|

|
|
Setting
the record
|
Setting
the record straight
The
Silent 7th: An illustrated history of the 7th Australian Division
1940-46
Mark Johnston Allen & Unwin
272 pages, $49.95
Perceptions
are hard to bury and it is to be hoped that this lavishly
illustrated and beautifully produced tome on the 7th Division
ends the view that its exploits in World War II were ignored.
Historian Mark Johnston has written and researched a book
any collector of Australian military history would be proud
to have in their library.
Johnston contends, and it’s hard to disagree with him, that
the 7th Division’s battle honours were earned with controversy
not of the soldiers’ making.
The 7th Division was raised in 1940, the second division of
volunteers for the 2nd Australian Imperial Force.
From the start, the 7th was not favoured by then Lieutenant-General
Thomas Blamey, the commander of the new 1st Corps of the Australian
Army, because of his rivalry with Lieutenant-General John
Lavarack, who had to accept a demotion to major-general in
order to take command of the 7th.
The 7th first served with honour and distinction in Syria
and Lebanon against the Vichy French.
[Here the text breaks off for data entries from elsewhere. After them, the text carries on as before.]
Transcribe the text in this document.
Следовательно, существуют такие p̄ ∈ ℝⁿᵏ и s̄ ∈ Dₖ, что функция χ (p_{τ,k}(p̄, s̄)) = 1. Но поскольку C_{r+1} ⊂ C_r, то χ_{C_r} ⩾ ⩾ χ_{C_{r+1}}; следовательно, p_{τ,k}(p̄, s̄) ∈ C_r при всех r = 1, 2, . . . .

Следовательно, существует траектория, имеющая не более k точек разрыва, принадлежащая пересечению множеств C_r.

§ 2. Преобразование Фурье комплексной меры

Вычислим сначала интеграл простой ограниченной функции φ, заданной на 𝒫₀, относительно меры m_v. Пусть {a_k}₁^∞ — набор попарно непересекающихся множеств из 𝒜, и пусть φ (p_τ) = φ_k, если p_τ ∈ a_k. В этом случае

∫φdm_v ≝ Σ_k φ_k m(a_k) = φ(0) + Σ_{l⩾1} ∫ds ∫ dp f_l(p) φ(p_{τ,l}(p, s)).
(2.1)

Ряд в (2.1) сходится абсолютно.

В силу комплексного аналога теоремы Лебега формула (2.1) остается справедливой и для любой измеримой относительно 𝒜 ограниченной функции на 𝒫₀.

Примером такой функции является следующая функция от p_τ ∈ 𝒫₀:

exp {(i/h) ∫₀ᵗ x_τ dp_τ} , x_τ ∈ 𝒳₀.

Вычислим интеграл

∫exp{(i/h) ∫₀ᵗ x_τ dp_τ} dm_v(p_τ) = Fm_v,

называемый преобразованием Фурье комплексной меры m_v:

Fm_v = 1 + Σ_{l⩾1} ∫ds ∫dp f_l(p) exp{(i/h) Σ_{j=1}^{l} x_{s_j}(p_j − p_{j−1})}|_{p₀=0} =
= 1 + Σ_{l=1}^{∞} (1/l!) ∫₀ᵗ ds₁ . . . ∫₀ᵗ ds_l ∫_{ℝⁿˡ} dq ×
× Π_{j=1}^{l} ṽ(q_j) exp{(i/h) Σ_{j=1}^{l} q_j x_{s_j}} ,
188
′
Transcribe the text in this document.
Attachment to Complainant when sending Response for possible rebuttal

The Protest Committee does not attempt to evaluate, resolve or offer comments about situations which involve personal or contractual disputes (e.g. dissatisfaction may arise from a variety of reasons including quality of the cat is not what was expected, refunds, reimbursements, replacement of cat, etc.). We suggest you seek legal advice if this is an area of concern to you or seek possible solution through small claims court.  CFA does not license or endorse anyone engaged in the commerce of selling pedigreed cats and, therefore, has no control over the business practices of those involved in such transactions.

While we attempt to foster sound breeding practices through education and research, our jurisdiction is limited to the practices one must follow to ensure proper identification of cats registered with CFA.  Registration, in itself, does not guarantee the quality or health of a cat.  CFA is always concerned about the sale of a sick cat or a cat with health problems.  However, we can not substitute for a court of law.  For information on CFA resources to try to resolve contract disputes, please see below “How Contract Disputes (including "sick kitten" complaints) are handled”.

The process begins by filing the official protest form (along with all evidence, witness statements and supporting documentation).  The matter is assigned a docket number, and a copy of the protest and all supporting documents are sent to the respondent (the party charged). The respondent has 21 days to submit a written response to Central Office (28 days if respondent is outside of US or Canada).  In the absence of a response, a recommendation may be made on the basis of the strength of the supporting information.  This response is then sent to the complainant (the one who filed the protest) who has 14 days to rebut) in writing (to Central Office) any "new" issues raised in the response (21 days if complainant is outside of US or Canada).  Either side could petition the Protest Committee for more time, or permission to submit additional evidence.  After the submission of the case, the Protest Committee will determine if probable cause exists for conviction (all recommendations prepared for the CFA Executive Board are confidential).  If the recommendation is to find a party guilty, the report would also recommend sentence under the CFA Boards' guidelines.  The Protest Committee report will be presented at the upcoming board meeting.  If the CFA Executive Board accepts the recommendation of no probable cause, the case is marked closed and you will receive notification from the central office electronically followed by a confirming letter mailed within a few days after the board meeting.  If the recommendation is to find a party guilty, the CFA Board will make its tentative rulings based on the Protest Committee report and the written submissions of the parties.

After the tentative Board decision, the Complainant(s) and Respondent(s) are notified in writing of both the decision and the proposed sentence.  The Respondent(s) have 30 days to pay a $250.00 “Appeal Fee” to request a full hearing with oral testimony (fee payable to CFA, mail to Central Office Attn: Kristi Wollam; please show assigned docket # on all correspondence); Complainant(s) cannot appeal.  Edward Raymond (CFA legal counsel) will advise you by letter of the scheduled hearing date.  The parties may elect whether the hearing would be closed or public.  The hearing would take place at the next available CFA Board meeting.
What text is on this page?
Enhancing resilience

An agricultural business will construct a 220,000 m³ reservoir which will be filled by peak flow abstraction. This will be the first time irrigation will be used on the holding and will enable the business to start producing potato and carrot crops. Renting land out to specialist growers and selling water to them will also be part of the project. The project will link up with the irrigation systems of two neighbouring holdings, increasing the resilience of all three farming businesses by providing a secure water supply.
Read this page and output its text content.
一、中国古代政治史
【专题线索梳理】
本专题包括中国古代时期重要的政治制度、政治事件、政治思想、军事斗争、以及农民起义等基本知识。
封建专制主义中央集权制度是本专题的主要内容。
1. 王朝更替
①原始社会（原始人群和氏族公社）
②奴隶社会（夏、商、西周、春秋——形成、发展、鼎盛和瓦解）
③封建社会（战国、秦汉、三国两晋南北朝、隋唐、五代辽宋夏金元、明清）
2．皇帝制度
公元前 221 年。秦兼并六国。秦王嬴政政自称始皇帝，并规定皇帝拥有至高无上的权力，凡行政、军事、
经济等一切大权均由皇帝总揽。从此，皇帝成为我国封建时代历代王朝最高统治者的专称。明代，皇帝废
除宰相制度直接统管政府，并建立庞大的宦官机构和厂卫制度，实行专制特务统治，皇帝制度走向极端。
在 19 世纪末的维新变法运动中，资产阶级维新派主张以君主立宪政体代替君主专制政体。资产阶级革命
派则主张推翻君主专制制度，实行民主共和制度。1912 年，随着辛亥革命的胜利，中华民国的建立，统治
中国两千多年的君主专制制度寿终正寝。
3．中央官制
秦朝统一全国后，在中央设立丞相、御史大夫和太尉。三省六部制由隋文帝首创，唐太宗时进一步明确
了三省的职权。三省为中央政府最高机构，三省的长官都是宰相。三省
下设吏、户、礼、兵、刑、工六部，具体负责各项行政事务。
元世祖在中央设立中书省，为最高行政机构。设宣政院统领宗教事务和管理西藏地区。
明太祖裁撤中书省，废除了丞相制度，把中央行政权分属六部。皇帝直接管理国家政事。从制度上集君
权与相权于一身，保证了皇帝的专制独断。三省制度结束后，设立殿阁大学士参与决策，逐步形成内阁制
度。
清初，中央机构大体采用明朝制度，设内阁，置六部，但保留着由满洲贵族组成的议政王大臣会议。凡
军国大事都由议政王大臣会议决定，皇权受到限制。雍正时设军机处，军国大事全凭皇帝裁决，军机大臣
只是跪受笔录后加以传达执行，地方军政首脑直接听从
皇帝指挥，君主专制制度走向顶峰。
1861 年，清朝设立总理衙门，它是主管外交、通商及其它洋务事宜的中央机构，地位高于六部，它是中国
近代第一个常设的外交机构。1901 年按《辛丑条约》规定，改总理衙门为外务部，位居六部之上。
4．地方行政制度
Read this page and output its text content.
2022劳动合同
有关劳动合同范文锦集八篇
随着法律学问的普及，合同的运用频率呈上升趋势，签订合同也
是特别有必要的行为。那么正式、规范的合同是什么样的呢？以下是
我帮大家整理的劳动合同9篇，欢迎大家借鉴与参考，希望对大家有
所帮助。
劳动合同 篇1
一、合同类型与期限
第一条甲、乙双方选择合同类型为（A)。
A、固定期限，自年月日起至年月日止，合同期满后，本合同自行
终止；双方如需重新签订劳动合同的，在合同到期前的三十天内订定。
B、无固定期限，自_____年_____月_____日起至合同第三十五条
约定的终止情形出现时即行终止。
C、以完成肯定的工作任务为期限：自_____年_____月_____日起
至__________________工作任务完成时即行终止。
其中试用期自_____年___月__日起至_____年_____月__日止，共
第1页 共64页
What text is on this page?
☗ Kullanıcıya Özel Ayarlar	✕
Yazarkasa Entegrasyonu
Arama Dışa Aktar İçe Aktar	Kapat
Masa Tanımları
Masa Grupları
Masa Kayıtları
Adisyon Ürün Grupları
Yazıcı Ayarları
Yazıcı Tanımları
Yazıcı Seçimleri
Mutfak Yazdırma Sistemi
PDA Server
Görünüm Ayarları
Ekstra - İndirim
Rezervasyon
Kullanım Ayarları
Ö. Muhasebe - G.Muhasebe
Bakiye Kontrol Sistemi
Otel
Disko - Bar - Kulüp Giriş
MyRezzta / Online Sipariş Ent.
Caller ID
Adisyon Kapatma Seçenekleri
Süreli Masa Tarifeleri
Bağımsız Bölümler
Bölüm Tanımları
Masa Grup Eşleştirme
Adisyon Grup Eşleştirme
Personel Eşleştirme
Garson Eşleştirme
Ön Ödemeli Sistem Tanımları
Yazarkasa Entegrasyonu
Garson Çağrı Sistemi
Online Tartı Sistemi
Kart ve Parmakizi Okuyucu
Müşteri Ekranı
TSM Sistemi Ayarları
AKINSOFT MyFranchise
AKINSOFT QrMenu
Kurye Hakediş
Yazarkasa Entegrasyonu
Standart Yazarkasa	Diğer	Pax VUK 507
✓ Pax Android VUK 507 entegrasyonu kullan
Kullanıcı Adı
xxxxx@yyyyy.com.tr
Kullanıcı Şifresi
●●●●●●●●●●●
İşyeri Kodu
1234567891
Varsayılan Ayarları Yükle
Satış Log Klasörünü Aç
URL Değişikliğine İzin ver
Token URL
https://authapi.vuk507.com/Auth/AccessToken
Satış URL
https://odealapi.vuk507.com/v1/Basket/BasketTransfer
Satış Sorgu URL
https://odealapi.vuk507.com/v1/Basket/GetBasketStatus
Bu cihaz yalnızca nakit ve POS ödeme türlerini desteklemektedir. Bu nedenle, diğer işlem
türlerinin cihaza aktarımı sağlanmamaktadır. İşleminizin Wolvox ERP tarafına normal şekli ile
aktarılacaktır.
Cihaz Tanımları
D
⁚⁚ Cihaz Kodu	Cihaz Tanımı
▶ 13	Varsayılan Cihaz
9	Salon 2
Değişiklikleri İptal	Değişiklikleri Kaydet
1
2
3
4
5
But it was at Tobruk,
in Libya, that the 7th created the legend of the Rats of Tobruk,
holding out against the Afrika Korps and Italians.
In 1942, the division returned to Australia to take part in
the defence of Papua from the encroaching Japanese.
It was on the Kokoda campaign that it earned its next set
of battle honours – and again, the senior commanders of the
division fell foul of Blamey, now the commander-inchief of
the Australian military forces, in spite of the magnificent
fighting retreat across the Owen Stanley range and the comprehensive
defeat of the Japanese at Milne Bay.
Again at Buna, Sananda and Gona, the brigades of the 7th Division
suffered, bled and died in wiping out the Japanese Papuan
beach-heads.
This book is written in chronological order from 1940 to 1946.
In referencing and explaining what each photograph shows and
means, Johnston writes with clarity and honesty about the
cost of military service and why the division deserves no
longer to be known as the “Silent 7th”.